DSC 80 Project
By Katelyn Abille and Aneesh Pamula
Curated by students of DSC 80, this academic project is intended to demonstrate the process of cleaning and performing exploratory data analysis, assessing missingness, and conducting permutation tests. Our website stands as a holistic report of our findings.
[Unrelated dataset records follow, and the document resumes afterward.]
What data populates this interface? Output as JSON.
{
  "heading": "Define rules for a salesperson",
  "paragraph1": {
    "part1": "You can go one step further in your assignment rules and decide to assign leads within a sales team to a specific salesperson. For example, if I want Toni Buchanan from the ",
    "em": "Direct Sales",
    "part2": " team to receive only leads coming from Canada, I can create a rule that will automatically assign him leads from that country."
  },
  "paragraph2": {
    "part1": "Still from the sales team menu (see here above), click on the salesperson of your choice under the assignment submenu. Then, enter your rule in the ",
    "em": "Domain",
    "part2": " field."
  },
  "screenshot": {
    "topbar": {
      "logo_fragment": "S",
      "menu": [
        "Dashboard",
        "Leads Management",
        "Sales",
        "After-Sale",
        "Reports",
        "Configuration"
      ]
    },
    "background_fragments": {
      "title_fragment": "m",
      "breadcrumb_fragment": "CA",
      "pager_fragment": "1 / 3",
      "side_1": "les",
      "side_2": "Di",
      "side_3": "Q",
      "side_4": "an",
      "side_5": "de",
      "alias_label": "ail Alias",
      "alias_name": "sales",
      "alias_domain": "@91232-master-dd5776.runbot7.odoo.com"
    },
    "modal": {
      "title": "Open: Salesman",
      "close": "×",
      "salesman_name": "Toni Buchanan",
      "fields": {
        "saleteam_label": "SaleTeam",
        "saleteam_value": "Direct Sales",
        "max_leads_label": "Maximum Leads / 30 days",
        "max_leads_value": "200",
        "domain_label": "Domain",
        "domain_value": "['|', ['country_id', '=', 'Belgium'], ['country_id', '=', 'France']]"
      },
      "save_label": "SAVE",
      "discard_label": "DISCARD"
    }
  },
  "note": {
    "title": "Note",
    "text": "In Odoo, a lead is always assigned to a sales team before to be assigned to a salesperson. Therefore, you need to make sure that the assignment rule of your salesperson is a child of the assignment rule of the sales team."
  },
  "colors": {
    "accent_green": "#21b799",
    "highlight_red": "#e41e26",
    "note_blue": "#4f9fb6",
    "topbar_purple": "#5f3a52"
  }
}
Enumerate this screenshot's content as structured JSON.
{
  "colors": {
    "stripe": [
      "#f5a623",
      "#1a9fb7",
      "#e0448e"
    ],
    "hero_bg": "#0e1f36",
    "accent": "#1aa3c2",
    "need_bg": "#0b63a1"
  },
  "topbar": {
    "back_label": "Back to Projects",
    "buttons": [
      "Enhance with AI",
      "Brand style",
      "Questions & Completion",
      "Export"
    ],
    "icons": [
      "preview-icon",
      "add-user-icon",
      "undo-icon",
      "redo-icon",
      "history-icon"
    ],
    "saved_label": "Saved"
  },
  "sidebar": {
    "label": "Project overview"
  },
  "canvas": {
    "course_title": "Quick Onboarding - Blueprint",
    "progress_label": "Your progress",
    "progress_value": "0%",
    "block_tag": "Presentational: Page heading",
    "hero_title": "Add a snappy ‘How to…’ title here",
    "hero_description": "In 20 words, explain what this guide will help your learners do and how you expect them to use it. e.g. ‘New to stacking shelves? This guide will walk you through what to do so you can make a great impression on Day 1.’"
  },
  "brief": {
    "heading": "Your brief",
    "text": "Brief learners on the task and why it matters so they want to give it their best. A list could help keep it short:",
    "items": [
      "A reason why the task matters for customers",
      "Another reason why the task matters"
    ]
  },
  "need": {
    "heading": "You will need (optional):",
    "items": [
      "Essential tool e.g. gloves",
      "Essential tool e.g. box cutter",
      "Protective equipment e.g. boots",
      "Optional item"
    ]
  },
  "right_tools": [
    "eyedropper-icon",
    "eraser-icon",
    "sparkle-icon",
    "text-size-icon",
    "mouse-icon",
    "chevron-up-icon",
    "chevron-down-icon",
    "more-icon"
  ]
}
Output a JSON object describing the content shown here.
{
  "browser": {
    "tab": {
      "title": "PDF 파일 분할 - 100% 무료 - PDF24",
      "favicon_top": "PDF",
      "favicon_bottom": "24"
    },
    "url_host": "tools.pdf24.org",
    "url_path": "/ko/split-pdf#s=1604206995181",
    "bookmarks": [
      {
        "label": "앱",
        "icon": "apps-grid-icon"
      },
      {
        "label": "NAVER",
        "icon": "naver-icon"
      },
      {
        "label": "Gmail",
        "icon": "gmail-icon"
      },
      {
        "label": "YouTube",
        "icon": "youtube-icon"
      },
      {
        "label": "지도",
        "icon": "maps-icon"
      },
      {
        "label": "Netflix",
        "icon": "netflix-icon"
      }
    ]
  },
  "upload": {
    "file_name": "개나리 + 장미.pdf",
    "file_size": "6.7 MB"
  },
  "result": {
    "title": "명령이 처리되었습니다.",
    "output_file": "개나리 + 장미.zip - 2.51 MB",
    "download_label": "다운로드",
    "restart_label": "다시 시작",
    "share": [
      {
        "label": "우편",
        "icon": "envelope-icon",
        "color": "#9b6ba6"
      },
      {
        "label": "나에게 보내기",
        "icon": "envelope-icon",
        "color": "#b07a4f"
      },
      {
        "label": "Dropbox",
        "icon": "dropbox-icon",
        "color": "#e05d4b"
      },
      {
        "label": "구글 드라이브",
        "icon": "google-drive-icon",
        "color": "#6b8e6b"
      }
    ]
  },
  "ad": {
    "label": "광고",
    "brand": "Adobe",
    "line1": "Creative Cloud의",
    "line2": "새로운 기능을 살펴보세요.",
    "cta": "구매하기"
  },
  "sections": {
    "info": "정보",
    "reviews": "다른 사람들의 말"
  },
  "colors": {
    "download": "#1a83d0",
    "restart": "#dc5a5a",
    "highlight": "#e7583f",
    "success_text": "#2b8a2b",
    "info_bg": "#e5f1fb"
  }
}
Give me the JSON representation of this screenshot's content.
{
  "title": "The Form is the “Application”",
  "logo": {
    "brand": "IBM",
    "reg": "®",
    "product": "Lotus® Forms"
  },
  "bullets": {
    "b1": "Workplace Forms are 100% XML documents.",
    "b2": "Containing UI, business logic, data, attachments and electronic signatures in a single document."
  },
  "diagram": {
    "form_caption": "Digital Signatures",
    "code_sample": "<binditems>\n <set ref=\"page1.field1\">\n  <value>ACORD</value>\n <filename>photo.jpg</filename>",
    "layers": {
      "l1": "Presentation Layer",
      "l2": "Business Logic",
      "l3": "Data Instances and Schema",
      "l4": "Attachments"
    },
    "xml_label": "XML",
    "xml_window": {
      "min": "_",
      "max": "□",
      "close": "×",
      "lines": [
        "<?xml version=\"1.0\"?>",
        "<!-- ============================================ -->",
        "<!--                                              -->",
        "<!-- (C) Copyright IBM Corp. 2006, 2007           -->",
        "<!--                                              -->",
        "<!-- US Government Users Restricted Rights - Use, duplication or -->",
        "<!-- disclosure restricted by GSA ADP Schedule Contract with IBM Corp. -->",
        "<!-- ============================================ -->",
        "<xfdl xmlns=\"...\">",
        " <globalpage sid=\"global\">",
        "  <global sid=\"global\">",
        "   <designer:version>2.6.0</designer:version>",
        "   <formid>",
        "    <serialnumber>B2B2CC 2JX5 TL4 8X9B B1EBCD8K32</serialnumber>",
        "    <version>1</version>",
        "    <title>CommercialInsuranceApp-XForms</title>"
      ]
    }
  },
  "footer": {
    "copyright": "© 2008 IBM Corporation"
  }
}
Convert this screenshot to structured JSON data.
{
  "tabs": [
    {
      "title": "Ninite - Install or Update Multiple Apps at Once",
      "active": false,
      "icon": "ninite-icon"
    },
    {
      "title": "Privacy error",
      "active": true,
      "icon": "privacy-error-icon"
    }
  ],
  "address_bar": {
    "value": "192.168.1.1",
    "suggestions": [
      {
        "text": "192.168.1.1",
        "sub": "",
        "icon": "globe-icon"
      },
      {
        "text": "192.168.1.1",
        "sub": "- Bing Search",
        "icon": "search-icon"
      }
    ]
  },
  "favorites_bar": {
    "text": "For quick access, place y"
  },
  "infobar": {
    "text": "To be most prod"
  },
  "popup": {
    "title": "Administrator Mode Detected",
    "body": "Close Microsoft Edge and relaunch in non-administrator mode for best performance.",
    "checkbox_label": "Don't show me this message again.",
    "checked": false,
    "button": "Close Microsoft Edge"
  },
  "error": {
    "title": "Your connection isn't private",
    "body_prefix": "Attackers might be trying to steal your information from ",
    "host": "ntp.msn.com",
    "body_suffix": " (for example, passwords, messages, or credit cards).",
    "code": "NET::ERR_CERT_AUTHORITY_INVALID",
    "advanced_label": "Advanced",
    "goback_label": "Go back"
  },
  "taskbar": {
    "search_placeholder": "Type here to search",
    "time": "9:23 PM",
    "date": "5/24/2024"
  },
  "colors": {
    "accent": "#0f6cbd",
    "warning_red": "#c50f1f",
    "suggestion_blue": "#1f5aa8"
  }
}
Our predictive modeling on this dataset can be found here:
Model Building: Predicting Champion Class Based on Post-Game Statistics
Table of Contents
- Introduction
a. Description of Raw Data
b. Description of Columns - Cleaning and EDA
a. Data Cleaning
b. Univariate Analysis
c. Bivariate Analysis
d. Interesting Aggregates - Assessment of Missingness
a. NMAR Analysis
b. Missingness Dependency
i. Comparing Missingness of'playerid'to'league'
ii. Compare Missingness of'playerid'to'side' - Hypothesis Testing
a. Background Information
b. Permutation Testing
Introduction
League of Legends is a game with an extremely diverse cast of characters or “champions,” each with their own strengths. Some have very high damage, but lack defenses. Some do not deal as much damage, but are very durable and have a variety of disruption tools. Certain champions have characteristics that make them very strong when played in a coordinated team setting. For example, Jinx can output a massive amount of damage from a long distance, but she often requires her teammates to protect her since she can be killed very quickly. Such champions are picked very often by professional players, who can rely on their teammates to coordinate with them.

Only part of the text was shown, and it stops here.